Acceleration changes sign when something is either accelerating or decelerating.
Activity Two: Vector representations
Vectors (arrows) are an alternative way to indicate the motion of an object. A
velocity vector can be drawn at the location of the object at a particular time with
the length of the arrow representing the relative velocity of the object.
Question 6a: On the picture below, use the arrow drawing tool to draw a velocity
vector underneath each carat in the figure below.
(from RealTime Physics (Electronic Version) by David Sokolof, et al., John Wiley and Sons, NY, 1999)
Question 6b: Compare the method of representing velocity with a graph and
that of using vectors. What aspects indicate the relative time? What aspects
indicate the velocity at a given time? What tells us how the velocity is changing?
Fill the chart out below
Graph
Vectors
Time
Velocity
Direction
Change in
velocity
Question 6c: How would you draw a vector to represent the acceleration of the
cart at each point? Draw vectors on the above diagram below the velocity
vectors to represent the acceleration.
Question 7: Draw velocity and acceleration vectors for the cart speeding up
toward the detector.
(from RealTime Physics (Electronic Version) by David Sokolof, et al., John Wiley and Sons, NY, 1999)

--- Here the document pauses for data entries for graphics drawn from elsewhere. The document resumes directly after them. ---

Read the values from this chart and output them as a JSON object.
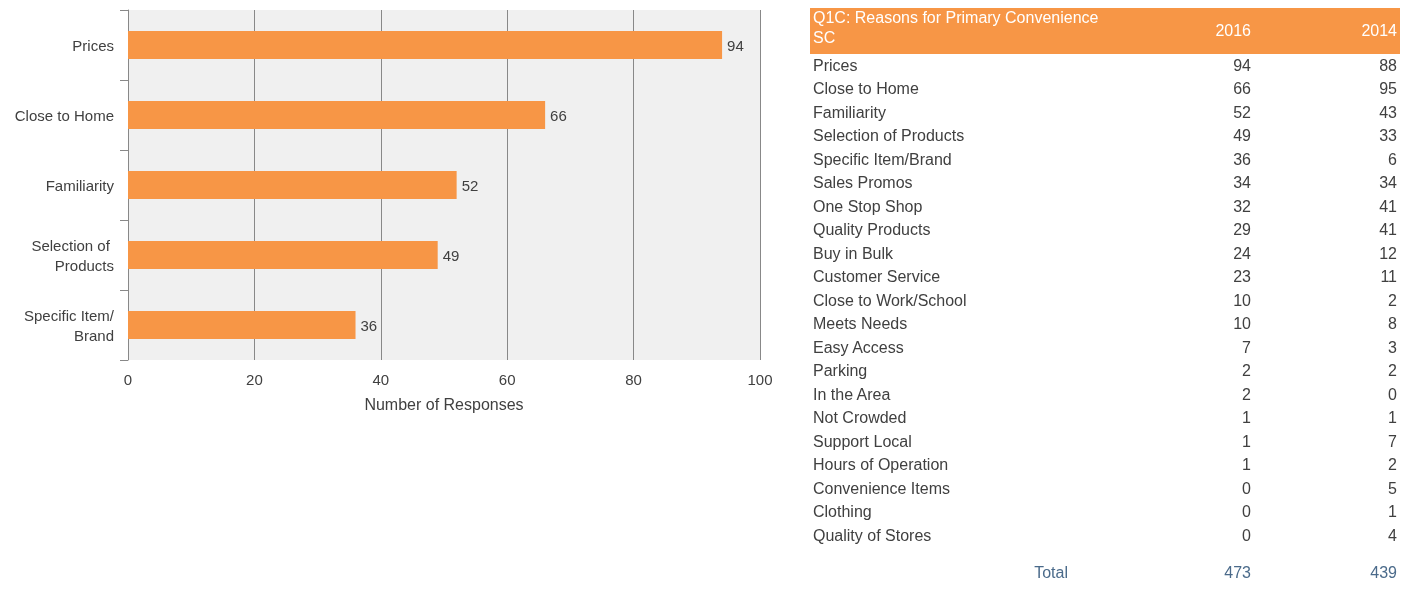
{
  "chart_data": [
    {
      "type": "bar",
      "orientation": "horizontal",
      "categories": [
        "Prices",
        "Close to Home",
        "Familiarity",
        "Selection of Products",
        "Specific Item/Brand"
      ],
      "values": [
        94,
        66,
        52,
        49,
        36
      ],
      "color": "#f79646",
      "xlim": [
        0,
        100
      ],
      "xticks": [
        0,
        20,
        40,
        60,
        80,
        100
      ],
      "xlabel": "Number of Responses",
      "grid": "x",
      "data_labels": true
    },
    {
      "type": "other",
      "title": "Q1C: Reasons for Primary Convenience SC",
      "categories": [
        "Prices",
        "Close to Home",
        "Familiarity",
        "Selection of Products",
        "Specific Item/Brand",
        "Sales Promos",
        "One Stop Shop",
        "Quality Products",
        "Buy in Bulk",
        "Customer Service",
        "Close to Work/School",
        "Meets Needs",
        "Easy Access",
        "Parking",
        "In the Area",
        "Not Crowded",
        "Support Local",
        "Hours of Operation",
        "Convenience Items",
        "Clothing",
        "Quality of Stores"
      ],
      "series": [
        {
          "name": "2016",
          "values": [
            94,
            66,
            52,
            49,
            36,
            34,
            32,
            29,
            24,
            23,
            10,
            10,
            7,
            2,
            2,
            1,
            1,
            1,
            0,
            0,
            0
          ]
        },
        {
          "name": "2014",
          "values": [
            88,
            95,
            43,
            33,
            6,
            34,
            41,
            41,
            12,
            11,
            2,
            8,
            3,
            2,
            0,
            1,
            7,
            2,
            5,
            1,
            4
          ]
        }
      ],
      "data_labels": true,
      "annotations": [
        "Total"
      ],
      "totals": [
        "473",
        "439"
      ]
    }
  ]
}
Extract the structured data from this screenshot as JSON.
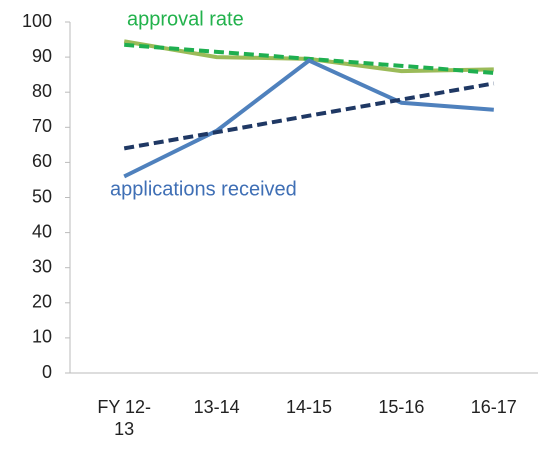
{
  "chart_data": {
    "type": "line",
    "categories": [
      "FY 12-13",
      "13-14",
      "14-15",
      "15-16",
      "16-17"
    ],
    "series": [
      {
        "name": "approval rate",
        "color": "#9bbb59",
        "dash": false,
        "values": [
          94.5,
          90,
          89.5,
          86,
          86.5
        ]
      },
      {
        "color": "#1faf50",
        "dash": true,
        "values": [
          93.5,
          91.5,
          89.5,
          87.5,
          85.5
        ]
      },
      {
        "name": "applications received",
        "color": "#4f81bd",
        "dash": false,
        "values": [
          56,
          69,
          89,
          77,
          75
        ]
      },
      {
        "color": "#1f3864",
        "dash": true,
        "values": [
          64,
          68.6,
          73.3,
          77.9,
          82.5
        ]
      }
    ],
    "annotation_colors": [
      "#22b24c",
      "#3f6fb5"
    ],
    "ylim": [
      0,
      100
    ],
    "yticks": [
      0,
      10,
      20,
      30,
      40,
      50,
      60,
      70,
      80,
      90,
      100
    ],
    "grid": false
  }
}
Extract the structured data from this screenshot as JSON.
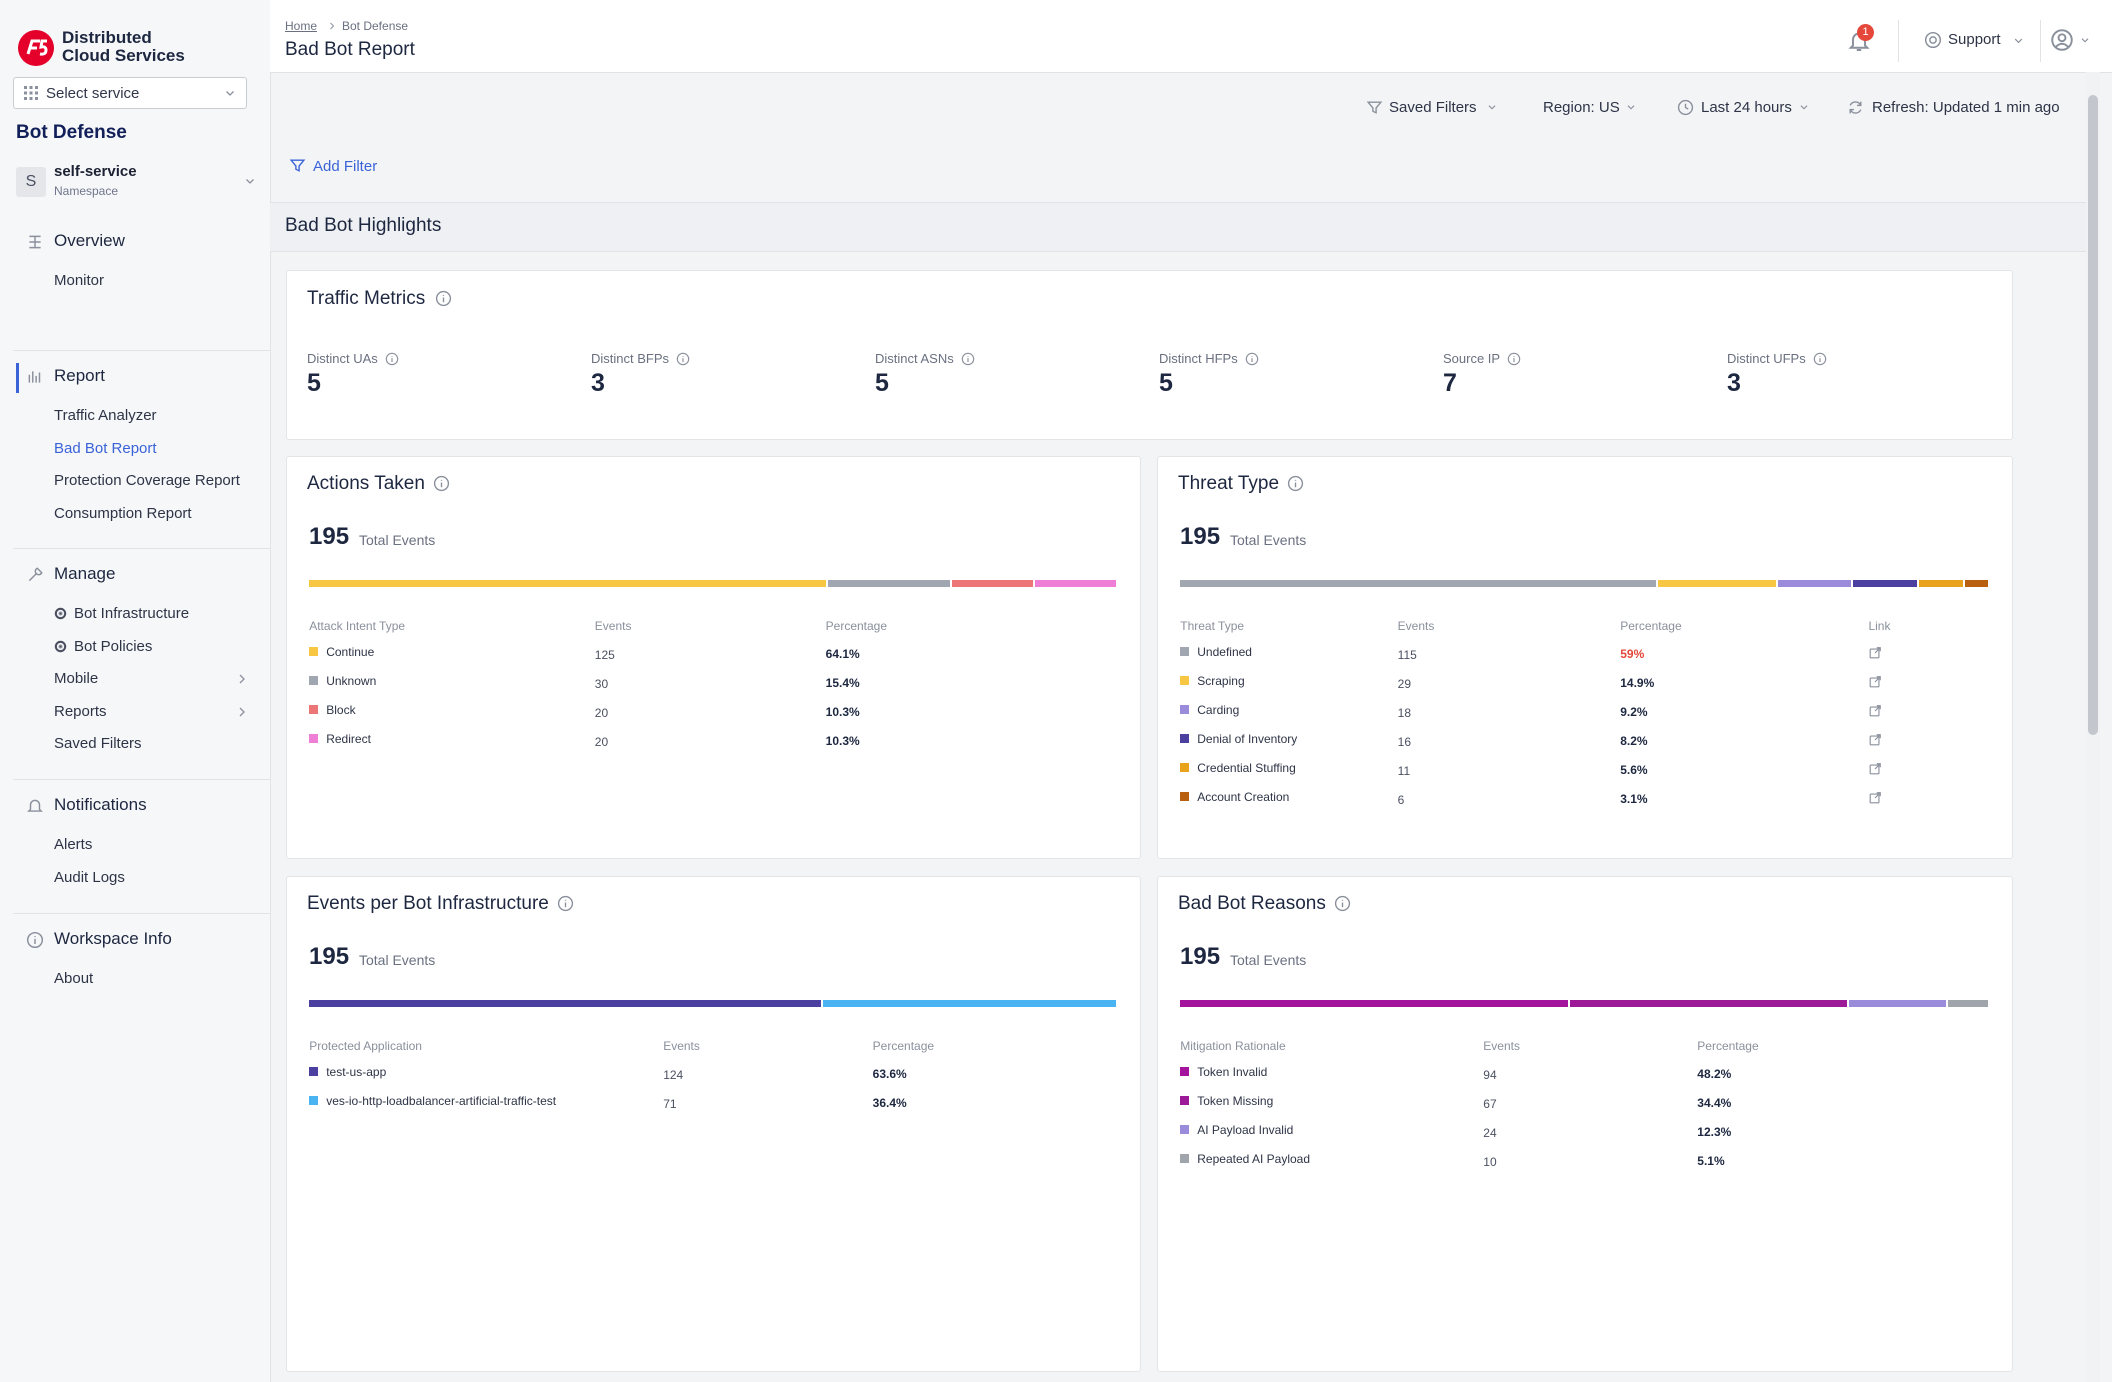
{
  "sidebar": {
    "brand": [
      "Distributed",
      "Cloud Services"
    ],
    "select_service": "Select service",
    "section": "Bot Defense",
    "namespace": {
      "initial": "S",
      "name": "self-service",
      "label": "Namespace"
    },
    "active_group": 1,
    "active_item": 1,
    "groups": [
      {
        "title": "Overview",
        "items": [
          {
            "label": "Monitor"
          }
        ]
      },
      {
        "title": "Report",
        "items": [
          {
            "label": "Traffic Analyzer"
          },
          {
            "label": "Bad Bot Report"
          },
          {
            "label": "Protection Coverage Report"
          },
          {
            "label": "Consumption Report"
          }
        ]
      },
      {
        "title": "Manage",
        "items": [
          {
            "label": "Bot Infrastructure",
            "icon": true
          },
          {
            "label": "Bot Policies",
            "icon": true
          },
          {
            "label": "Mobile",
            "submenu": true
          },
          {
            "label": "Reports",
            "submenu": true
          },
          {
            "label": "Saved Filters"
          }
        ]
      },
      {
        "title": "Notifications",
        "items": [
          {
            "label": "Alerts"
          },
          {
            "label": "Audit Logs"
          }
        ]
      },
      {
        "title": "Workspace Info",
        "items": [
          {
            "label": "About"
          }
        ]
      }
    ]
  },
  "header": {
    "breadcrumb": [
      "Home",
      "Bot Defense"
    ],
    "title": "Bad Bot Report",
    "notification_count": "1",
    "support": "Support"
  },
  "toolbar": {
    "saved_filters": "Saved Filters",
    "region": "Region: US",
    "time_range": "Last 24 hours",
    "refresh": "Refresh: Updated 1 min ago",
    "add_filter": "Add Filter"
  },
  "section_title": "Bad Bot Highlights",
  "traffic_metrics": {
    "title": "Traffic Metrics",
    "metrics": [
      {
        "label": "Distinct UAs",
        "value": 5
      },
      {
        "label": "Distinct BFPs",
        "value": 3
      },
      {
        "label": "Distinct ASNs",
        "value": 5
      },
      {
        "label": "Distinct HFPs",
        "value": 5
      },
      {
        "label": "Source IP",
        "value": 7
      },
      {
        "label": "Distinct UFPs",
        "value": 3
      }
    ]
  },
  "cards": [
    {
      "title": "Actions Taken",
      "total": 195,
      "total_label": "Total Events",
      "columns": [
        "Attack Intent Type",
        "Events",
        "Percentage"
      ],
      "rows": [
        {
          "name": "Continue",
          "color": "#f7c744",
          "events": 125,
          "percentage": "64.1%"
        },
        {
          "name": "Unknown",
          "color": "#a1a7b0",
          "events": 30,
          "percentage": "15.4%"
        },
        {
          "name": "Block",
          "color": "#ec7575",
          "events": 20,
          "percentage": "10.3%"
        },
        {
          "name": "Redirect",
          "color": "#ee7ed6",
          "events": 20,
          "percentage": "10.3%"
        }
      ]
    },
    {
      "title": "Threat Type",
      "total": 195,
      "total_label": "Total Events",
      "columns": [
        "Threat Type",
        "Events",
        "Percentage",
        "Link"
      ],
      "rows": [
        {
          "name": "Undefined",
          "color": "#a1a7b0",
          "events": 115,
          "percentage": "59%",
          "percentage_color": "#e5483b"
        },
        {
          "name": "Scraping",
          "color": "#f7c744",
          "events": 29,
          "percentage": "14.9%"
        },
        {
          "name": "Carding",
          "color": "#9a8bdb",
          "events": 18,
          "percentage": "9.2%"
        },
        {
          "name": "Denial of Inventory",
          "color": "#4b3fa0",
          "events": 16,
          "percentage": "8.2%"
        },
        {
          "name": "Credential Stuffing",
          "color": "#e8a21c",
          "events": 11,
          "percentage": "5.6%"
        },
        {
          "name": "Account Creation",
          "color": "#b8600f",
          "events": 6,
          "percentage": "3.1%"
        }
      ]
    },
    {
      "title": "Events per Bot Infrastructure",
      "total": 195,
      "total_label": "Total Events",
      "columns": [
        "Protected Application",
        "Events",
        "Percentage"
      ],
      "rows": [
        {
          "name": "test-us-app",
          "color": "#4b3fa0",
          "events": 124,
          "percentage": "63.6%"
        },
        {
          "name": "ves-io-http-loadbalancer-artificial-traffic-test",
          "color": "#4ab3f2",
          "events": 71,
          "percentage": "36.4%"
        }
      ]
    },
    {
      "title": "Bad Bot Reasons",
      "total": 195,
      "total_label": "Total Events",
      "columns": [
        "Mitigation Rationale",
        "Events",
        "Percentage"
      ],
      "rows": [
        {
          "name": "Token Invalid",
          "color": "#a3139b",
          "events": 94,
          "percentage": "48.2%"
        },
        {
          "name": "Token Missing",
          "color": "#9c1a98",
          "events": 67,
          "percentage": "34.4%"
        },
        {
          "name": "AI Payload Invalid",
          "color": "#9a8bdb",
          "events": 24,
          "percentage": "12.3%"
        },
        {
          "name": "Repeated AI Payload",
          "color": "#a0a4ab",
          "events": 10,
          "percentage": "5.1%"
        }
      ]
    }
  ]
}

Question 8: Draw velocity and acceleration vectors for the cart slowing down as
it moves toward the detector.
(from RealTime Physics (Electronic Version) by David Sokolof, et al., John Wiley and Sons, NY, 1999)
Summary
The following questions will help you get the main ideas out of this lab. You
should find these straightforward questions, but take the time to talk it over with
your team and write complete answers to these questions. You may find your
answers here to be the most useful part of this lab down the road.
Summary 1: In an acceleration graph, what does the vertical distance from the
axis mean? What does it mean if the line is above the axis, on the axis, or below
the axis?
The vertical distance indicates the amount of acceleration. If the line is above
the axis, that means the velocity is sloping upward. If the line is below the axis,
the velocity is sloping downward.
Summary 2: How are velocity and acceleration graphs related? What aspect of
an acceleration graph and what aspect of a velocity graph tell us how something
is changing its motion?
The acceleration graph shows a change in motion if it is reading any value
besides 0. If the velocity is staying constant, the result is a straight line. If the
velocity is changing, the slope will be non-0.
Summary 3: How do you know your above statements are true? What
experimental observations and/or logical reasoning can you give to justify what
you said in summary questions 1&2?
The above statements are true because we did the experiments and conferred
with each other to make sure they were right. We went back and referred to our
graphs and they gave us the answers we needed.
Summary 4: Look over your graphs. How can you tell if an object is speeding up
or slowing down from velocity and acceleration graphs? If both acceleration and
velocity are positive, how is it moving? Both negative? One positive and one
negative? Explain your reasoning.
The velocity graph would have a sloped line, and the acceleration graph will be a
straight line.
Summary 5: Describe how to use vectors to represent velocity and acceleration
of an object. How can you tell from the directions of the velocity and acceleration
vectors if the object is speeding up or slowing down?